The flight was a bit less than two hours and we began our decent to Lord Howe. The weather looked a bit iffy, but through heavy clouds we caught a glimpse of the beautiful island shining below us.
We circled. We circled. And we circled some more. Then my partner said, “We are gaining altitude again, something’s up.” Just then the pilot announced that as we were coming in to land, an electrical storm had struck the island and we would not be landing. Because of fuel limitations, we had to return to the mainland, but we were not flying back to Sydney. We were diverted to Port Macquarie to refuel, as this was the closest airport; we did not have enough fuel to get back to Sydney!
Some hours later we landed in Port Macquarie, but were not allowed off the plane. We refuelled and then flew back to Sydney. So here we were, on the day Mercury stationed, travelling all day to get nowhere!
Arrangements were made for us to stay at a hotel for the night. We had to wait a while for the shuttle bus. Feeling cold and tired we loaded our luggage into to the trailer cart behind the bus and found a seat with our fellow passengers. It had been a full flight, so another bus was needed to ferry us all to the hotel.
I stood there cursing to myself, with a runny nose, sore throat and blocked ears, feeling miserable and pissed off, knowing full well that I should have known better than to travel on a Mercury station.
We stood waiting in the cold evening air, hungry, tired and frustrated, not knowing what to do. After a few minutes, which seemed like an eternity, the second shuttle bus arrived. Fortunately, a fellow passenger had noticed our bag was left sitting on the curb and had made sure it was loaded on the second shuttle bus. Thank the heavens.
We checked in, had dinner and discussed the day’s Mercury station events. It was then that I noticed we were staying at the MERCURE Hotel!
The next day we headed back to the airport for an early flight which arrived at Lord Howe without a problem.

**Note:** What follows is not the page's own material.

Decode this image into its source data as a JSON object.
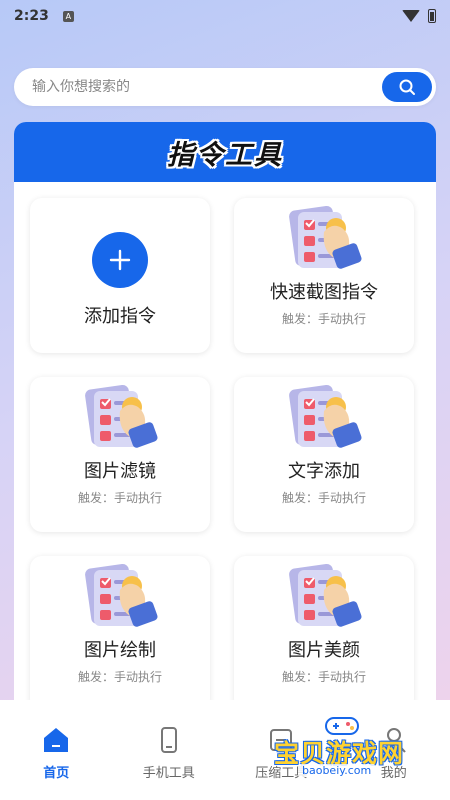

Lord Howe is a stunningly beautiful island. But while we were there the weather was a bit variable to say the least. The first day it was incredibly windy. Every day we had intermittent showers, wind, then sun, then showers again. It changed every half hour. Over the four days we were there several other flights were not able to land owing to the weather conditions. The island seems to create its own weather.
Lord Howe was uninhabited (by humans) until it was unexpectedly discovered in 1788. I noted the date and time of its discovery which we found in an original document housed in Lord Howe’s small museum.

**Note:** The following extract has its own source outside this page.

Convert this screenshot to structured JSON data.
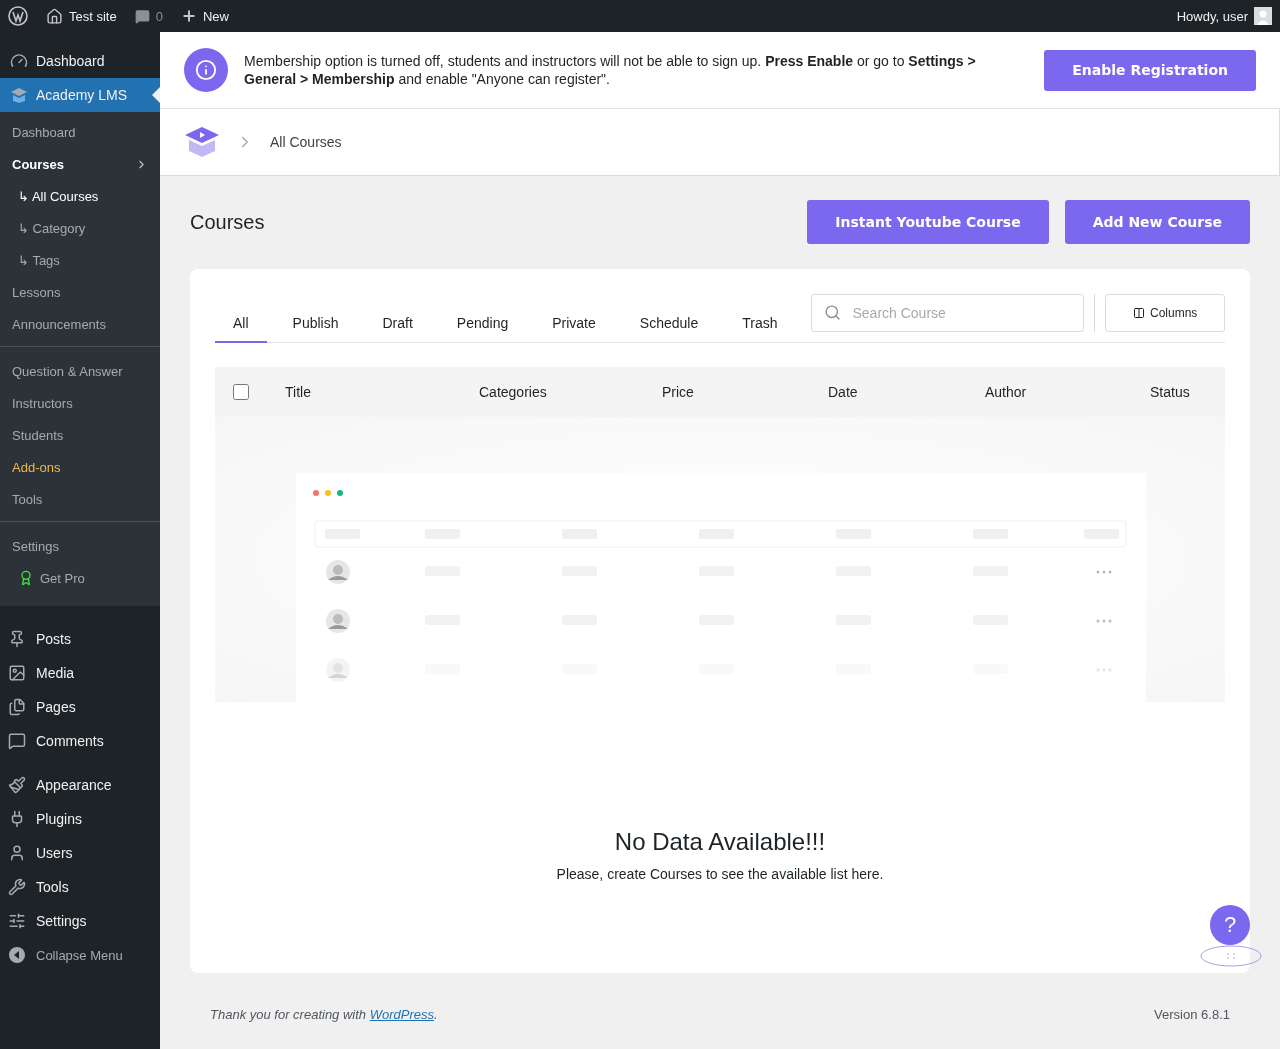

It’s a truly unique place. World Heritage listed because of its vast range of rare and unique flora and fauna; many species are found nowhere else on Earth.
How appropriate then that the island was discovered with the Sun in Aquarius and Uranus rising!
On the day we left, the morning was still and calm; not a breath of wind, but there were clouds gathering. After a morning spent kayaking in the lagoon, we had lunch and then headed for the airport. The clouds were getting thicker. Then the wind picked up and rain started to fall. We waited for the incoming flight to land which would take us back to Sydney.
The plane approached the runway, but then just flew past, twenty feet or so over the tarmac; a fly-by.
The airstrip at Lord Howe is only one kilometre long and is sandwiched between mountains and a flat plain, which makes it prone to windshear, so we learned. It’s a difficult place to land in bad weather.
As the plane headed back into the skies, we knew that they would only have about 15 minutes of circling time. We waited and watched as the rain started to really pelt down. The wind was light, but variable. After 15 minuted the plane had not appeared and we were beginning to think that we would be staying five nights after all.
Just after 15 minutes had elapsed, the plane approached for a second attempt at landing; this time in torrential rain. Thankfully it landed safely, to a chorus of applause from the ground staff in the booth behind us. Mercury was now direct!